In his essay, ‘Aimances de Rousseau: Sur La Nouvelle Héloise comme traité des passions,’ Etienne Balibar analyses the structure of transition from love to friendship which are more than passions or sentiments; they are affective structures, interconnected within an affective network the political relevance of which transcends the dichotomy between the domestic and political sphere. Belonging to the genre of sentimental novel, Rousseaus Nouvelle Héloise transgresses the canonical structure of the genre in the eighteenth century.
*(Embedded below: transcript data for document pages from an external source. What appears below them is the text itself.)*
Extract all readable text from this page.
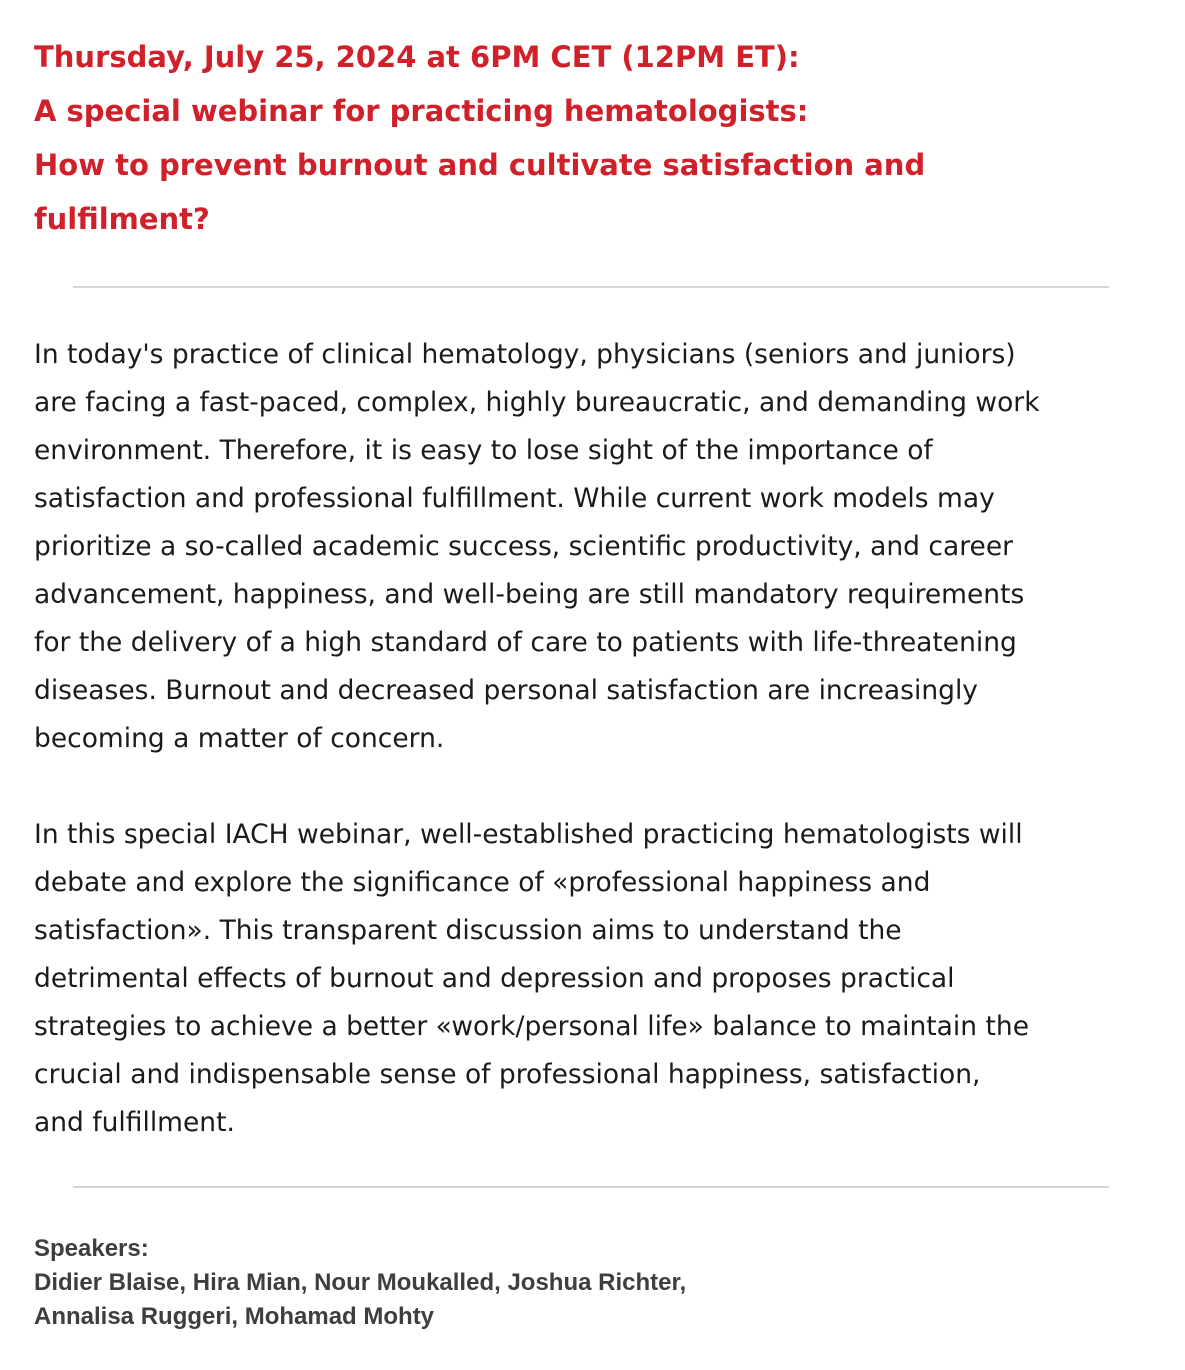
Thursday, July 25, 2024 at 6PM CET (12PM ET):
A special webinar for practicing hematologists:
How to prevent burnout and cultivate satisfaction and
fulfilment?

In today's practice of clinical hematology, physicians (seniors and juniors)
are facing a fast-paced, complex, highly bureaucratic, and demanding work
environment. Therefore, it is easy to lose sight of the importance of
satisfaction and professional fulfillment. While current work models may
prioritize a so-called academic success, scientific productivity, and career
advancement, happiness, and well-being are still mandatory requirements
for the delivery of a high standard of care to patients with life-threatening
diseases. Burnout and decreased personal satisfaction are increasingly
becoming a matter of concern.

In this special IACH webinar, well-established practicing hematologists will
debate and explore the significance of «professional happiness and
satisfaction». This transparent discussion aims to understand the
detrimental effects of burnout and depression and proposes practical
strategies to achieve a better «work/personal life» balance to maintain the
crucial and indispensable sense of professional happiness, satisfaction,
and fulfillment.

Speakers:
Didier Blaise, Hira Mian, Nour Moukalled, Joshua Richter,
Annalisa Ruggeri, Mohamad Mohty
His innovative literary strategy, according to Balibar, consists in creating couples and triangles of egalitarian and hierarchical status that cannot be considered independently but exclusively through their relational nature. This critical review focuses on the ‘figures of authority’ involved in La Nouvelle Héloise that parallel the figure of the legislator in the Social Contract. I argue that Rousseau struggles with the riddle of deference to auctoritas that does not undermine the basic principles of republican citizenship. I suggest that in Rousseau’s guiding thread, rites and ceremonies amount to founding cultural myths that are indispensable for any individual and collective relational identity. Reclaiming a psychoanalytic interpretation of the charismatic leader, Freudian figures of authority attract Balibar’s attention regarding the perilous, unquestioned forms of mass identification they trigger. In this vein, I claim that identification with the prestigious authority of an allegoric ‘legislator’ as depicted in the Social Contract also amounts to a conceptual ‘line of flight’ in Rousseau, indispensable to conceive plainly the unsettling potential of transindividuality.